Dietary fats are converted into lipids, which make up the membranes that surround all living cells.
The type of fat a person consumes may determine whether stem cells are converted into bone cells or fat cells, said Ilya Levental, Ph.D., the study’s senior author and assistant professor of integrative biology and pharmacology at McGovern Medical School at UTHealth.
“The fats that we consume such as cholesterol, unsaturated fats and fish oil become robustly incorporated into the membranes of our cells and dramatically change the composition and function of those membranes,” said Levental, a Cancer Prevention & Research Institute of Texas (CPRIT) Scholar.
To test their theory, Kandice Levental, Ph.D., the study’s lead author and assistant professor of integrative biology and pharmacology at McGovern Medical School, measured the lipid content of mesenchymal (connective tissue) stem cells as they transformed into bone cells or fat cells.
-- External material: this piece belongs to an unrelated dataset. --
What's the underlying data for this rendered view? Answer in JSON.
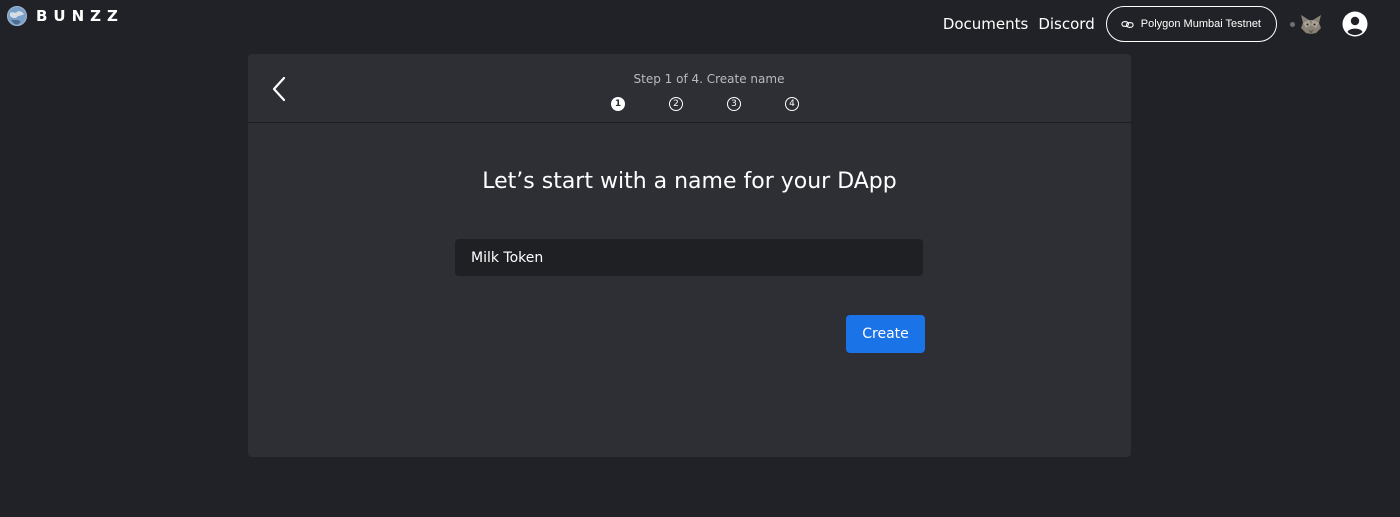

The Leventals found that bone cell membranes had unique compositions, being particularly high in a type of dietary fat, omega-3 polyunsaturated fat. This fat is also called DHA and is the most abundant component of fish oil, a common dietary supplement. Most importantly, they found that adding such fish oil fats to mesenchymal stem cells pushed them to transform into osteoblasts (bone-forming cells) as opposed to adipocytes (fat-storing cells).
This fundamental research helps explain why fish oil might benefit people with osteoporosis, a bone weakening disorder. More broadly, it may provide insight into the many connections between dietary fats and a variety of clinical outcomes, including healthy aging and heart disease.
“Our investigations suggest a general mechanism by which dietary fats affect cellular physiology through remodeling of membrane lipidomes, biophysical properties and signaling,” the authors wrote.
UTHealth coauthors included Joseph Lorent, Ph.D.; Yong Zhou, Ph.D.; CPRIT Scholar Jeffrey Chang, Ph.D.; and John F. Hancock, M.B., BChir, Ph.D. Also contributing to the paper were Michael A. Surma, Ph.D., and Christian Klose, Ph.D., of Lipotype GmbH in Dresden, Germany, and Allison D. Skinkle, an undergraduate researcher from Rice University.
The study, titled “ω-3 polyunsaturated fatty acids direct differentiation of the membrane phenotype in mesenchymal stem cells to potentiate osteogenesis,” was supported by CPRIT (R1215), NIH/National Institute of General Medical Sciences (1RO1GM114282) and the Volkswagen Foundation (93091).
Chang, Hancock and Ilya Levental are on the faculty of The University of Texas MD Anderson Cancer Center UTHealth Graduate School of Biomedical Sciences. Hancock is the John S. Dunn Distinguished University Chair in Physiology and Medicine at UTHealth.